Clima em Debate Carta do PR pede ação climática global

🕓 Última atualização em: 25/03/2026 às 01:23

A crescente frequência e intensidade de eventos meteorológicos extremos, como tornados e tempestades severas, demandam uma resposta coordenada e baseada em ciência para a proteção da sociedade. Especialistas e órgãos de monitoramento ambiental apontam para a necessidade urgente de novas políticas públicas e fortalecimento da governança em meteorologia e defesa civil.

O tema ganhou destaque durante o primeiro Seminário Internacional de Tornados, realizado em Curitiba. O evento reuniu pesquisadores renomados, incluindo diretores do principal centro de estudos de tempestades severas dos Estados Unidos, da NOAA (National Oceanic and Atmospheric Administration).

A troca de experiências com modelos americanos de previsão e emissão de alertas para tornados serviu de inspiração para os profissionais brasileiros. A adaptação e o aprimoramento dessas práticas em território nacional são considerados passos cruciais para a construção de resiliência.

A perspectiva é que a melhoria dos equipamentos e a capacitação técnica do pessoal permitam a aplicação de tecnologias de ponta na previsão e no monitoramento. Isso é fundamental para uma atuação mais eficaz diante de fenômenos climáticos cada vez mais imprevisíveis.

Desafios e Avanços na Previsão de Fenômenos Extremos

O Brasil, especialmente a região Sul, sempre apresentou condições propícias à formação de tempestades severas. No entanto, o que se observa atualmente são indícios de que esses eventos podem estar se tornando mais frequentes, possivelmente impulsionados pelas mudanças climáticas.

Um dos fatores que contribuem para essa percepção é a facilidade de registro e disseminação de ocorrências, graças à popularização de smartphones e redes sociais. Isso permite uma documentação mais ampla e rápida dos fenômenos.

A qualidade dos dados meteorológicos é um pilar essencial para a ciência. A governança, o controle de qualidade e a manutenção de séries históricas homogêneas são indispensáveis para a calibração de modelos climáticos e aprimoramento das previsões futuras.

O Simepar (Sistema de Tecnologia e Monitoramento Ambiental do Paraná) tem se destacado como um centro de excelência e um laboratório de observações. Sua atuação é vital para o entendimento dos processos atmosféricos e a adaptação a problemas sociais emergentes.

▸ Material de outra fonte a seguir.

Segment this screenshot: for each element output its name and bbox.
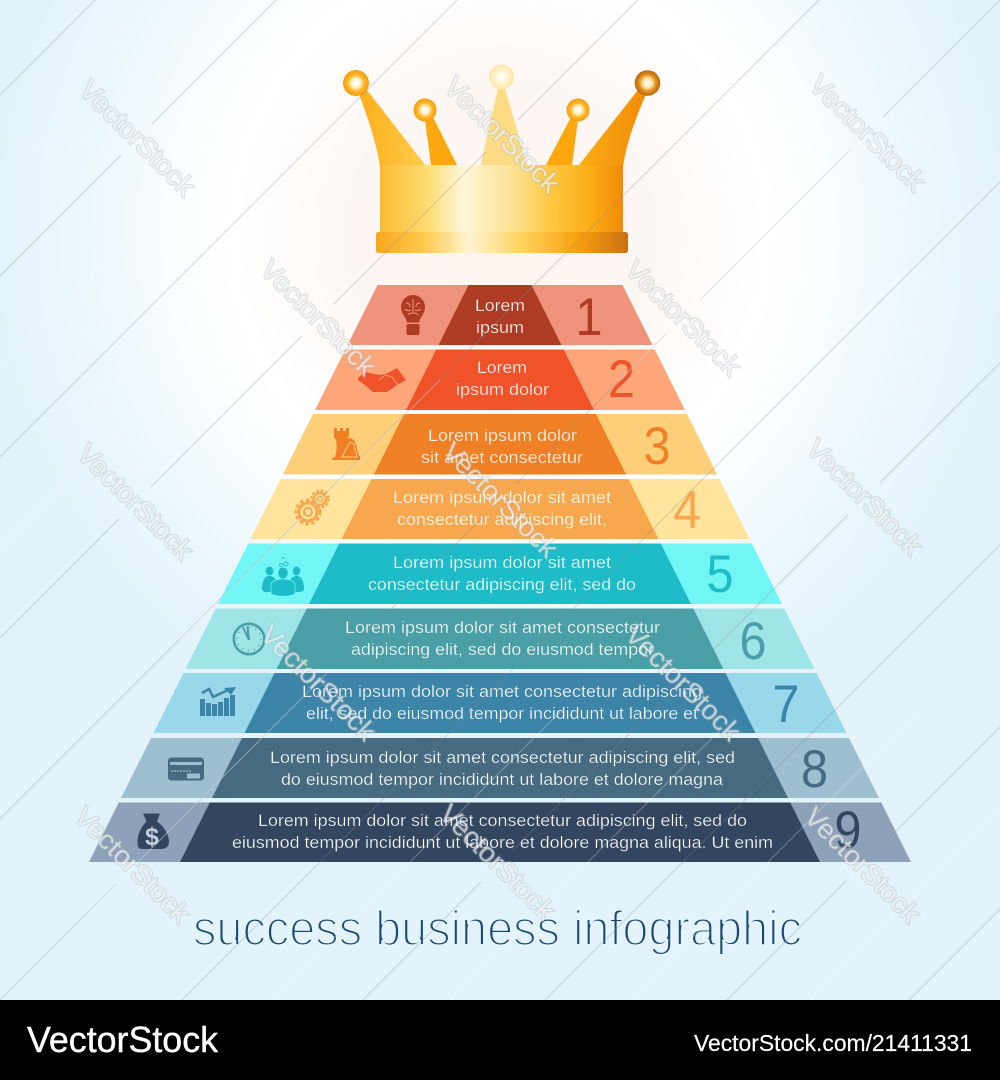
- watermarks: VectorStock: [436, 436, 564, 564]
- watermarks: VectorStock: [803, 69, 931, 197]
- watermarks: [68, 69, 931, 929]
- level 9: 9: [834, 801, 862, 860]
- level 2: [315, 350, 685, 410]
- icon: business team: [262, 557, 304, 596]
- watermarks: VectorStock: [254, 254, 382, 382]
- level 2: 2: [608, 350, 635, 409]
- watermarks: VectorStock: [71, 438, 199, 566]
- pyramid: [89, 285, 911, 862]
- watermarks: VectorStock: [798, 801, 926, 929]
- level 9: eiusmod tempor incididunt ut labore et dolore magna aliqua. Ut enim: [232, 833, 773, 852]
- level 8: do eiusmod tempor incididunt ut labore et dolore magna: [281, 770, 724, 789]
- level 5: Lorem ipsum dolor sit amet: [393, 553, 611, 572]
- level 4: 4: [673, 481, 701, 540]
- level 3: sit amet consectetur: [421, 448, 583, 467]
- level 3: Lorem ipsum dolor: [428, 426, 577, 445]
- crown left spike: [359, 90, 426, 167]
- level 2: ipsum dolor: [456, 380, 549, 399]
- level 1: 1: [576, 288, 602, 347]
- watermarks: VectorStock: [433, 798, 561, 926]
- level 6: [186, 608, 814, 671]
- level 7: elit, sed do eiusmod tempor incididunt ut labore et: [306, 704, 698, 723]
- level 6: Lorem ipsum dolor sit amet consectetur: [345, 618, 660, 637]
- icon: credit card: [168, 758, 204, 780]
- level 1: [348, 285, 652, 347]
- crown inner right spike: [546, 117, 578, 165]
- level 7: 7: [772, 675, 800, 734]
- watermarks: VectorStock: [619, 619, 747, 747]
- watermarks: VectorStock: [68, 801, 196, 929]
- icon: money bag: $: [145, 823, 159, 851]
- footer bar: [0, 1000, 1000, 1080]
- icon: money bag: [138, 814, 169, 851]
- watermarks: VectorStock: [438, 71, 566, 199]
- level 4: consectetur adipiscing elit,: [397, 510, 607, 529]
- level 2: Lorem: [477, 358, 527, 377]
- level 4: [250, 479, 750, 540]
- icon: chess pieces: [332, 428, 360, 460]
- level 3: [283, 414, 717, 476]
- icon: gears: [296, 490, 328, 524]
- crown inner left spike: [425, 117, 457, 165]
- level 7: Lorem ipsum dolor sit amet consectetur adipiscing: [302, 682, 702, 701]
- level 8: [121, 738, 879, 799]
- crown centre spike: [480, 88, 528, 168]
- watermarks: VectorStock: [800, 433, 928, 561]
- level 5: 5: [706, 545, 734, 604]
- icon: clock: [232, 622, 266, 656]
- crown right spike: [579, 90, 646, 167]
- level 8: Lorem ipsum dolor sit amet consectetur adipiscing elit, sed: [270, 748, 735, 767]
- level 9: Lorem ipsum dolor sit amet consectetur adipiscing elit, sed do: [258, 811, 747, 830]
- level 9: [89, 801, 911, 862]
- watermarks: VectorStock: [254, 619, 382, 747]
- level 1: Lorem: [475, 296, 525, 315]
- watermarks: VectorStock: [73, 74, 201, 202]
- level 1: ipsum: [476, 318, 524, 337]
- title: success business infographic: [193, 902, 802, 956]
- crown balls: [343, 64, 660, 122]
- footer image id: VectorStock.com/21411331: [694, 1030, 972, 1056]
- level 7: [154, 673, 846, 734]
- crown band: [376, 232, 628, 253]
- level 4: Lorem ipsum dolor sit amet: [393, 488, 611, 507]
- icon: handshake: [358, 368, 406, 392]
- level 5: [218, 544, 782, 604]
- level 5: consectetur adipiscing elit, sed do: [368, 575, 636, 594]
- icon: brain light bulb: [401, 295, 425, 335]
- crown body: [380, 165, 623, 233]
- level 3: 3: [644, 417, 670, 476]
- footer brand: VectorStock: [27, 1019, 219, 1060]
- icon: growth chart: [200, 687, 236, 716]
- level 6: adipiscing elit, sed do eiusmod tempor: [351, 640, 654, 659]
- crown: [343, 64, 660, 253]
- watermarks: VectorStock: [619, 254, 747, 382]
- level 8: 8: [801, 740, 828, 799]
- level 6: 6: [740, 612, 766, 671]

A discussão sobre a integração entre meteorologia, defesa civil e planejamento de políticas públicas foi um dos pontos centrais do evento. A colaboração interinstitucional é vista como um caminho promissor para mitigar os impactos de desastres naturais.

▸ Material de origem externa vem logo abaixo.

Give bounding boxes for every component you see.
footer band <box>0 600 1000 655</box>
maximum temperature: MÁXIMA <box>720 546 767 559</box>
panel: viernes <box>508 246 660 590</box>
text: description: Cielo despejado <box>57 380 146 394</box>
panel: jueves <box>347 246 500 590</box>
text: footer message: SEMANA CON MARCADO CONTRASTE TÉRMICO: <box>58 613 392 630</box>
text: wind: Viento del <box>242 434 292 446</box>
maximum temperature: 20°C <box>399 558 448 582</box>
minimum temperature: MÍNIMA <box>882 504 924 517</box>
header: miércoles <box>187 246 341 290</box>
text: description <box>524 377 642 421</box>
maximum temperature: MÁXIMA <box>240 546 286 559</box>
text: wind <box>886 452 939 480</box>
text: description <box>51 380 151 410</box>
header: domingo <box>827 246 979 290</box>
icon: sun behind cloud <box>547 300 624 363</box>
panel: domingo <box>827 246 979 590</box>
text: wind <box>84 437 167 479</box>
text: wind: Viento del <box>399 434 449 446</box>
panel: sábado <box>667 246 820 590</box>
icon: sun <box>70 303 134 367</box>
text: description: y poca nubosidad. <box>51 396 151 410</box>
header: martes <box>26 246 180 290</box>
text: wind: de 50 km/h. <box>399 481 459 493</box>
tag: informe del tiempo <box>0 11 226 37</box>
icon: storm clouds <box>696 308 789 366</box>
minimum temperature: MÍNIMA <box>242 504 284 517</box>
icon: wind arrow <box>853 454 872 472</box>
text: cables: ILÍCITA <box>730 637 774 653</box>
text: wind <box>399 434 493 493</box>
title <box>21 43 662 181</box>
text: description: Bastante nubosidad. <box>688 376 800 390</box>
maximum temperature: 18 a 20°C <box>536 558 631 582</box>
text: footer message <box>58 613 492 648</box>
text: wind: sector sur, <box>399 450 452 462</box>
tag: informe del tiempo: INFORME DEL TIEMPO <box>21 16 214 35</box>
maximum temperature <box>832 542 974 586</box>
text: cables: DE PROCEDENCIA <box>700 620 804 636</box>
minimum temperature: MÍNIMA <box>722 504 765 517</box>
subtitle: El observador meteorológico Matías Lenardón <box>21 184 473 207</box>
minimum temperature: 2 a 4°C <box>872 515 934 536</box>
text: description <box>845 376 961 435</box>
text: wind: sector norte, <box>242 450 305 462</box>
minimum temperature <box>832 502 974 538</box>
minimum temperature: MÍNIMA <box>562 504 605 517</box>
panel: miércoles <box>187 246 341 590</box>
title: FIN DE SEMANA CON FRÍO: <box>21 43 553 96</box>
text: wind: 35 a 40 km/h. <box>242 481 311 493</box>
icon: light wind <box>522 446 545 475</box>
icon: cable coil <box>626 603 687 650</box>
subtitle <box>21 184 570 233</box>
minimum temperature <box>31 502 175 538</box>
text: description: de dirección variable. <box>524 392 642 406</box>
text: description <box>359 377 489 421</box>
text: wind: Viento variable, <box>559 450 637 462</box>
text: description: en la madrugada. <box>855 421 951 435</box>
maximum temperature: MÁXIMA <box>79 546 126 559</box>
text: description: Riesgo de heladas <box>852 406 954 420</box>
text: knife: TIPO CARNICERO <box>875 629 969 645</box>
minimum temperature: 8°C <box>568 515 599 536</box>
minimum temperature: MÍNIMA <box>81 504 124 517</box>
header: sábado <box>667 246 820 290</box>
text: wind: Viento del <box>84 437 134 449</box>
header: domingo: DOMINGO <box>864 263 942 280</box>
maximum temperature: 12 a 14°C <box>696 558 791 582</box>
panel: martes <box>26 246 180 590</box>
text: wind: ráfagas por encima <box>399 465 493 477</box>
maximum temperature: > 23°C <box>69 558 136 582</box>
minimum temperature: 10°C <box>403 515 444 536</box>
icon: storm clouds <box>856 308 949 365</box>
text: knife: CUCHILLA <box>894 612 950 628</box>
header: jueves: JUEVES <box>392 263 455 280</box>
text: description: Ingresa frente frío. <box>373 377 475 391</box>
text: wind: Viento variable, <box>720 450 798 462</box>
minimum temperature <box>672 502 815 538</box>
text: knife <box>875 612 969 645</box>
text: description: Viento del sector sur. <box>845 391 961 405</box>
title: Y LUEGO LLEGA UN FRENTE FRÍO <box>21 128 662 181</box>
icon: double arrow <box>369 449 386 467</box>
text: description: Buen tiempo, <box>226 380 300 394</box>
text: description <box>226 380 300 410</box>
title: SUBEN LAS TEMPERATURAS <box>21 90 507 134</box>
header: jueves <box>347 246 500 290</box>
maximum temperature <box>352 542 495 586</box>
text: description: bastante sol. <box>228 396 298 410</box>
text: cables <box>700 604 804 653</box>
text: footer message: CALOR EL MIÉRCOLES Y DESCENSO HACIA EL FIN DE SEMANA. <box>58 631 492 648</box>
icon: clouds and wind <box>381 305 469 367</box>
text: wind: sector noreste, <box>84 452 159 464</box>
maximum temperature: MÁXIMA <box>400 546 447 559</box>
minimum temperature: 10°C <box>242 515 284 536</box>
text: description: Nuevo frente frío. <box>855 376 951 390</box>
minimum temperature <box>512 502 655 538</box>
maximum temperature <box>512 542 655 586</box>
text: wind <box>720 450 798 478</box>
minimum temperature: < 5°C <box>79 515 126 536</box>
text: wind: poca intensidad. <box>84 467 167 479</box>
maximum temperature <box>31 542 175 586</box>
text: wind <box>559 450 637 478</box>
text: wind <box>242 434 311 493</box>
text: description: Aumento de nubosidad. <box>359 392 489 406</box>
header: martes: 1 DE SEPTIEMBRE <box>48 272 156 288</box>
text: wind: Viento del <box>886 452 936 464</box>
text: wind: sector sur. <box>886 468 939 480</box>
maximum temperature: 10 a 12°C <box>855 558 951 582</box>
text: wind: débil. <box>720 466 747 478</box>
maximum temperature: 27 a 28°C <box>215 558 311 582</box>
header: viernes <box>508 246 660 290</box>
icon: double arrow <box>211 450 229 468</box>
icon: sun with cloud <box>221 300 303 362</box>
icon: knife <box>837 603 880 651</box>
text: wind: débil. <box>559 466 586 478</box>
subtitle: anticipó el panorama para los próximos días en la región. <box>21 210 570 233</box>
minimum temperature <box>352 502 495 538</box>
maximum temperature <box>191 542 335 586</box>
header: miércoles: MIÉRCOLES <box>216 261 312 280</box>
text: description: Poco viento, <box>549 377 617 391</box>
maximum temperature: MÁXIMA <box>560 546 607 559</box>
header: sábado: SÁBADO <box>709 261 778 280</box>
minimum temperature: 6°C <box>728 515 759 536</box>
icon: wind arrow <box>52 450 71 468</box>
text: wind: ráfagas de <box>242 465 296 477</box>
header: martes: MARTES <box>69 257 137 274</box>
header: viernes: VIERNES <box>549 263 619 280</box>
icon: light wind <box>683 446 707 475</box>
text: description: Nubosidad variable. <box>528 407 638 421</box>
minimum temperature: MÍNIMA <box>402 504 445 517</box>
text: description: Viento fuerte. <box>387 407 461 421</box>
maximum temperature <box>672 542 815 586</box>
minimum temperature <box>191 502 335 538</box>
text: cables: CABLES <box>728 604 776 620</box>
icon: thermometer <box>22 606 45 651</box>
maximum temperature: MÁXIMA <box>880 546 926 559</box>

A Urgência da Adaptação e da Comunicação Baseada em Evidências

Ao final do seminário, foi elaborada uma carta propondo ações concretas para enfrentar os desafios impostos pelas mudanças climáticas. O documento será entregue aos poderes Executivo, Legislativo e Judiciário, visando inspirar a criação de novas políticas públicas.

Entre as propostas estão o fortalecimento da governança baseada em evidências, com integração entre instituições e gestores públicos. A ampliação de investimentos em monitoramento meteorológico e sistemas de alerta precoce é outra demanda apresentada.

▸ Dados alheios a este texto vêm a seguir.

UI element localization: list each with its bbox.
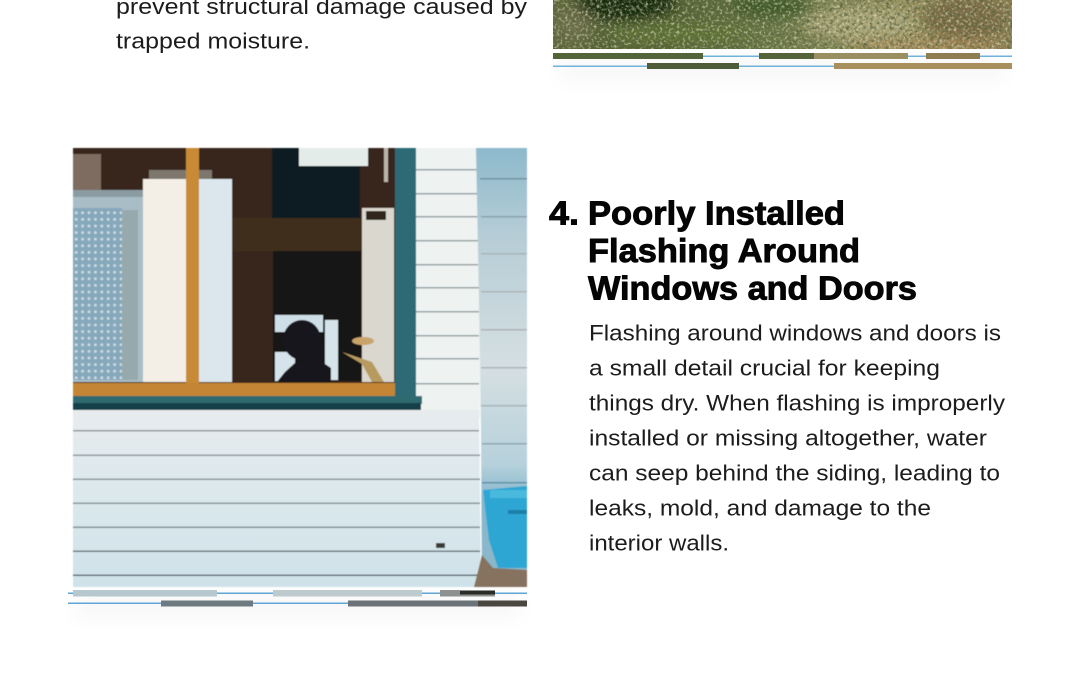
photo: house window with siding bbox=[73, 148, 527, 618]
person silhouette bbox=[277, 320, 331, 382]
glitch strips under grass photo bbox=[553, 53, 1012, 69]
body text: flashing explanation: things dry. When flashing is improperly bbox=[589, 390, 1006, 416]
window interior bbox=[73, 148, 395, 384]
blue bucket bbox=[483, 486, 527, 568]
horizontal siding boards bbox=[73, 410, 481, 587]
window frame bbox=[73, 148, 422, 410]
body text: flashing explanation: leaks, mold, and damage to the bbox=[589, 496, 931, 520]
body text: flashing explanation: Flashing around windows and doors is bbox=[589, 320, 1001, 346]
glitch strips under window photo bbox=[68, 590, 527, 606]
body text: flashing explanation: a small detail crucial for keeping bbox=[589, 356, 940, 380]
text block: end of previous section bbox=[116, 0, 528, 54]
text block: end of previous section: trapped moisture. bbox=[116, 28, 310, 54]
body text: flashing explanation: installed or missing altogether, water bbox=[589, 426, 988, 450]
body text: flashing explanation bbox=[589, 320, 1006, 556]
heading: poorly installed flashing: Windows and Doors bbox=[588, 270, 917, 306]
dirt at wall base bbox=[474, 555, 527, 587]
body text: flashing explanation: interior walls. bbox=[589, 530, 729, 556]
heading: poorly installed flashing bbox=[549, 194, 917, 306]
heading: poorly installed flashing: Poorly Installed bbox=[588, 194, 845, 232]
dried flowers bbox=[342, 337, 384, 382]
house siding, right-hand white boards bbox=[415, 148, 480, 418]
body text: flashing explanation: can seep behind the siding, leading to bbox=[589, 460, 1000, 486]
heading: poorly installed flashing: 4. bbox=[549, 194, 579, 232]
photo: grass and shrubs, cropped at the top bbox=[553, 0, 1012, 49]
neighbouring wall in blue shade bbox=[476, 148, 527, 587]
heading: poorly installed flashing: Flashing Around bbox=[588, 232, 860, 269]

O reconhecimento institucional do Simepar como fonte oficial de informação meteorológica qualificada também foi pleiteado. O combate à desinformação e a valorização da ciência são pontos cruciais para a construção de uma comunicação de riscos eficaz.

A construção de uma cultura de prevenção de desastres é um objetivo de longo prazo. Especialistas defendem que a educação, a comunicação e até mesmo a psicologia desempenham papéis fundamentais nesse processo, com as escolas sendo um ponto de partida ideal.